KENWOOD (CBS SF) — While there was video of vineyards engulfed in flames and social media reports of destroyed wineries as the flames tore through Sonoma County, on Tuesday the damage was not nearly as bad as one might have imagined.

Northern California’s Wine Country is known worldwide for its serene, pastoral beauty. But driving through it now, in some places it feels like you’re descending into Dante’s Inferno.

ALSO READ: Napa, Sonoma County Wineries Hit Hard By Raging Wildfires

A day earlier, there had been reports that the venerable old Chateau St.
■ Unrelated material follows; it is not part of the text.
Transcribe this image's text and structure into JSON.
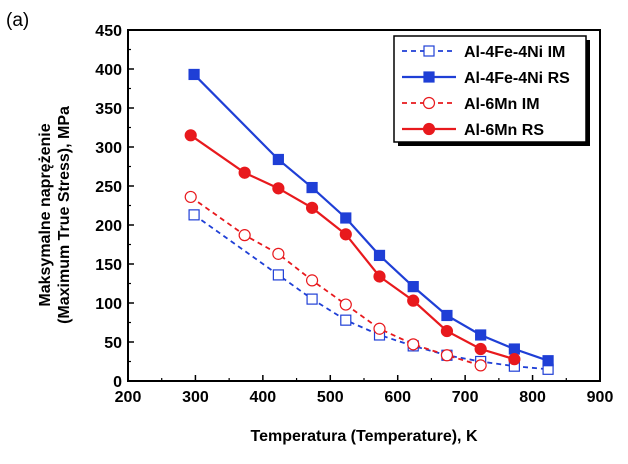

Jean Winery in Kenwood had been destroyed.

“I think people just, maybe see flames and they get scared and they assume,” said Michelle Lacy, the Social Media Manager, Sonoma Valley Visitor’s Bureau. “Your adrenaline is pumping and so they’re putting out false facts.”

As it turned out, Chateau St. Jean waa still standing, even though a major trade magazine reported it had burned to the ground.

In fact almost all of Sonoma Valley’s wineries have been largely untouched by the flames.

READ MORE: Complete Wildfire Coverage

“If you got evacuated and you are sitting down in Petaluma and you’re watching Facebook and someone says a certain winery burned down and your home is next to it, it’s terrifying,” said Lacy.

To be sure, some wineries in Napa Valley have been destroyed. But in Kenwood and all across wine country, the looming problem is something that no one can avoid: the air.

“The smoke is so thick that the grapes that are still out there on the vine,” said Steve Schukler with Pernod Ricard Winemakers USA. “They can pick up what we call ‘smoke taint’ and that’ll get into the actual wine.”

Schukler currently can’t even get inside the Kenwood Winery because the fermenting grapes have filled the cellars with CO2 that cannot be vented off with no power to the buildings.

The lack of power also means the only food in the area is available from the Tips Roadside food truck.  Currently, that company is building a new restaurant in the neighborhood between two wineries.

“We’ll also help everybody pull that together and help each other build back up,” said Tips Roadside Restaurant general manager Bill Howell.